Une délibération du Conseil de l'Université du 23 novembre 1810 détermina les formes à suivre "pour donner le grade de bachelier aux jeunes gens destinés à l'état ecclésiastique, dans les arrondissements académiques où il n'y avait pas encore de Facultés de Lettres établies". En vertu de cette délibération, M. de la Croix reçut, le 23 juillet 1811, M.Nompère de Champagny, recteur de l'Académie de Lyon. "Il se rendit à l'Argentière avec M. l'abbé Bochard, vicaire général, docteur en Sorbonne. Ils firent ensemble subir des examens sérieux aux élèves les plus capables de la classe de Mathématiques. A la suite de l'examen, Louis Duplay (le futur supérieur du Grand Séminaire) et quelques-uns de ses camarades, furent pourvus du diplôme de bachelier."
L'Université voulait aussi que peu à peu l'enseignement fût interdit dans les séminaires, aux professeurs qui n'auraient pas reçu de diplômes.
Note. Pour ménager la transition, elle conférait les diplômes aux professeurs actuels sur simple demande de leur évêque.

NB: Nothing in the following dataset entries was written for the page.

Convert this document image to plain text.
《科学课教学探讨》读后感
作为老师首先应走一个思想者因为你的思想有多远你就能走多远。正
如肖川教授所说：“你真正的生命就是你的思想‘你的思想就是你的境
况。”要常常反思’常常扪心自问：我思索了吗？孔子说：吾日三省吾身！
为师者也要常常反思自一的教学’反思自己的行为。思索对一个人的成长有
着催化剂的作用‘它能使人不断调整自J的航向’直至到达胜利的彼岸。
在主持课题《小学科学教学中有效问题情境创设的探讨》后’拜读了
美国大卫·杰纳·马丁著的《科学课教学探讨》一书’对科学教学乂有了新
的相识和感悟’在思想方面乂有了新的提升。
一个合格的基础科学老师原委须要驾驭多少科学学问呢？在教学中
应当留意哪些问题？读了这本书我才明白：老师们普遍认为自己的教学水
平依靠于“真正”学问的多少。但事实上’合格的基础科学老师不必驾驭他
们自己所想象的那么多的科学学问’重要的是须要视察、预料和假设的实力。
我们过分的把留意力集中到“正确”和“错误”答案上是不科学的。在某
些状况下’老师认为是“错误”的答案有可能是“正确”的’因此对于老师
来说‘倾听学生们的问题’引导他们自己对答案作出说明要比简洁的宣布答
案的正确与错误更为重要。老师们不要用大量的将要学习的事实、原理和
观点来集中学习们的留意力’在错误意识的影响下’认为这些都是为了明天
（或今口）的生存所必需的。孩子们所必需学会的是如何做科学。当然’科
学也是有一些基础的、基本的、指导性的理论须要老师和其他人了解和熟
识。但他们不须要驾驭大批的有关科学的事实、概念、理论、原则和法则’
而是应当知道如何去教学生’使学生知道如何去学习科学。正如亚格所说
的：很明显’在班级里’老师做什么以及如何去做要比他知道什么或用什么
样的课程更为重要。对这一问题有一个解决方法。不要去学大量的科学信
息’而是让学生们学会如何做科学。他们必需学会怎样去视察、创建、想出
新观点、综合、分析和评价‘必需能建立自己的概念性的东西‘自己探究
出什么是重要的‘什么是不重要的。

Mais les choses allaient trop lentement au gré de l'Empereur, car de plus en plus il suivait les fatals conseils de la faction irréligieuse. "Fermez-lui disait-on, les petits séminaires, faites donner à tous leurs élèves le seul enseignement qui soit conforme à nos idées, c'est le seul moyen de vous rendre maître du clergé qui vous échappe". Les séminaires devinrent donc comme son cauchemar, et le 15 novembre 1811, il signa le décret qui prescrivait de les fermer, en exigeant, d'autre part, que les élèves ecclésiastiques suivraient les cours de l'Université.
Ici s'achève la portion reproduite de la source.